The use of intoxicants or narcotics by employees subject to duty, or their possession or use while on duty is prohibited.

It is important to stress at the outset that Rule G prohibits the "use" of intoxicants or narcotics while an employee is subject to duty or is on duty. The rule addresses itself to the consumption of intoxicants in circumstances where an employee is intended to engage in work-related pursuits. The obvious objective of Rule G is to prevent an employee from being "intoxicated" while he is performing the duties of his position and thereby represent a danger to himself, his colleagues and the travelling public. In order to establish an infraction of Rule G it is important to emphasize that the Employer need not prove that an employee is intoxicated or inebriated or drunk. It must only satisfy the Arbitrator that the employee has consumed such prohibited substances while subject to or on duty.

The Trade Union’s argument in this case is that the Company’s allegation is based on circumstantial evidence with respect to the grievor’s consumption of alcohol while subject to duty. And because of this his unorthodox behavior during the shift in question, if attributable to any other cause, would result in the exoneration of the grievor of the charge of a violation of Rule G.

The evidence indicated that two of the grievor’s colleagues in the bargaining unit concluded that, owing to his confusion and incoherent behavior, Mr. Martin must have had something the matter with him at the time in question.

The evidence also indicated that two of the grievor’s supervisors and a CN Police Constable observed in the grievor the common characteristics of a person who was under the influence of alcohol. They noted the grievor’s breath smelled of alcohol, his slurred speech, and his unsteady gait.

Finally, when the grievor was confronted with the accusation of having consumed alcohol he admitted he had as many as a "couple" of beers prior to the commencement of his shift. The Company’s representatives were of the view that the grievor had many more than a couple of beers. Nonetheless, there is recorded a clear admission of the grievor’s violation of Rule G.

Quite frankly, the only issue that is relevant in this case is whether the grievor, having regard to his age and long service, should be given the benefit of another chance. In this regard, the grievor was described as an ill person who had both marital and financial problems at the time of the incident. He is presently under the care of a physician who is dealing with his nervous condition and is taking medication for that purpose.

The grievor’s duties as a yardman would prohibit his continued employment in that capacity owing to his admitted alcohol addiction. In my view, there was no compelling or persuasive reason that was adduced that should require the Company, despite the grievor’s personal problems, to place the grievor in a position where he might represent a safety hazard.
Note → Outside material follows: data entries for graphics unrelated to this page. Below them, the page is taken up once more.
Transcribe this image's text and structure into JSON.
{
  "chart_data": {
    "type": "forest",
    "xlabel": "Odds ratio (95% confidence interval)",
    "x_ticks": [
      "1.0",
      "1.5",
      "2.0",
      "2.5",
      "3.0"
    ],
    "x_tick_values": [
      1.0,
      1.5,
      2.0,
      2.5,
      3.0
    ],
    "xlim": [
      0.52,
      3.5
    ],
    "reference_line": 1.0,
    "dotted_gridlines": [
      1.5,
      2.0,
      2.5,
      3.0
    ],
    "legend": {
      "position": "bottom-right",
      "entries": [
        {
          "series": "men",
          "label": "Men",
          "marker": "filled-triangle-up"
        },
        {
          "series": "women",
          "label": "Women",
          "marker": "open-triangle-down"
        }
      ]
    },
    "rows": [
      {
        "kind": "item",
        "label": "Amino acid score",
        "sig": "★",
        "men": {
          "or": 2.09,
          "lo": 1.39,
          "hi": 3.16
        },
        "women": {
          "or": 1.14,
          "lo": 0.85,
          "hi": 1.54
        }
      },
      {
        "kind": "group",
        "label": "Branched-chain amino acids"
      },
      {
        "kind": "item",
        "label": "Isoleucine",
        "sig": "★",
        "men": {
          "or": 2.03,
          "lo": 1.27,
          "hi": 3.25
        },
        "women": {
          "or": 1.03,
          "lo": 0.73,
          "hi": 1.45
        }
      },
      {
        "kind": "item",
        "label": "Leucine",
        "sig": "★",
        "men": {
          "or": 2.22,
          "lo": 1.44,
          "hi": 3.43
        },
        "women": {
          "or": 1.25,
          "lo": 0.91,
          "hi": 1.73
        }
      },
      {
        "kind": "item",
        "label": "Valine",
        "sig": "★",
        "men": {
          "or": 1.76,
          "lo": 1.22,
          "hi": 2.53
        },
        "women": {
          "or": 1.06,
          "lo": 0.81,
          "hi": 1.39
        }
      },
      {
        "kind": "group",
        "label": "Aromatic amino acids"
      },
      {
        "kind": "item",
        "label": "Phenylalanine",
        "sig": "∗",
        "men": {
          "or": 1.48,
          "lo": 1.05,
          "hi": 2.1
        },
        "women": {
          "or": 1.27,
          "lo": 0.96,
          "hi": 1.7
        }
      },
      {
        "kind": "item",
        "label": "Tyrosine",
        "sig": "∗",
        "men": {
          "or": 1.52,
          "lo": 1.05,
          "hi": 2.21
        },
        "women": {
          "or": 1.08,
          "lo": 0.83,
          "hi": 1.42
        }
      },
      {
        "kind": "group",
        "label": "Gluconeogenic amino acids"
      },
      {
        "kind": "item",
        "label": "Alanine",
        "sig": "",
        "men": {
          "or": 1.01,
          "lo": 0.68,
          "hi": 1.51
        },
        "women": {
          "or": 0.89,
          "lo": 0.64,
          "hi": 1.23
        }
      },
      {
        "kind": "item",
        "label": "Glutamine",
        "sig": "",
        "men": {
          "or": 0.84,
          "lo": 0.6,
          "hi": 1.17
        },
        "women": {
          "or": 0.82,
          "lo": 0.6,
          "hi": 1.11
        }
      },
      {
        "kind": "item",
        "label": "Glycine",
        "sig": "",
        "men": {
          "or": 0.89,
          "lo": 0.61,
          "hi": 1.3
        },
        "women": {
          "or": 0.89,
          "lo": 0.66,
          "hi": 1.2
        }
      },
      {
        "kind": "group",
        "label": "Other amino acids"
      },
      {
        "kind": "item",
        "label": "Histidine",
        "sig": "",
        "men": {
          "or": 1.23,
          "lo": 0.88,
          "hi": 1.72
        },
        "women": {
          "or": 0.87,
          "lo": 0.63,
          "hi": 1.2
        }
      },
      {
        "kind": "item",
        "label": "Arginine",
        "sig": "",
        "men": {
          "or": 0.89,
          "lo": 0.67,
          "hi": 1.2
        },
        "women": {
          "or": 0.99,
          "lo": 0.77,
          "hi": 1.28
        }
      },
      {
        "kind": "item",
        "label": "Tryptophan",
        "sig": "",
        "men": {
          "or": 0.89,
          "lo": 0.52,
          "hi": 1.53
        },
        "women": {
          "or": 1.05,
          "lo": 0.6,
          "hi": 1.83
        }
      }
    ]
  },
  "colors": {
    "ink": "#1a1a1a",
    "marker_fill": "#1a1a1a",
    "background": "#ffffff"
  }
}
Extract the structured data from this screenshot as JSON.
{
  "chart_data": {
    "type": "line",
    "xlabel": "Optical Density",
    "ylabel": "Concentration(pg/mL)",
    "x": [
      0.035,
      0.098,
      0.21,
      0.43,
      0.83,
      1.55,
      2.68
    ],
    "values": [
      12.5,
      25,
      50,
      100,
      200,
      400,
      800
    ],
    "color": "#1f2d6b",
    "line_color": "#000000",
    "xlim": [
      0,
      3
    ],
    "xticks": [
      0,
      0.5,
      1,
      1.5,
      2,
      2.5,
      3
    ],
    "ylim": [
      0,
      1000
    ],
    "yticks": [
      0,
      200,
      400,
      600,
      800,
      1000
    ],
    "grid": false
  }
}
The incident described herein is not the first occasion the Company has had to contend with the grievor’s alcohol problem. On another occasion the Company referred the grievor to its EAP Programme for alcoholic rehabilitation when he was intercepted while reporting to work under the influence.

It is obvious the Company’s effort to assist the grievor in the past was without success.

In the last analysis in my view there is nothing more that the Company should be required to do following this last incident of obvious alcohol abuse where the aggrieved employee has failed to recognize he was even at fault.

As a result the grievance is denied.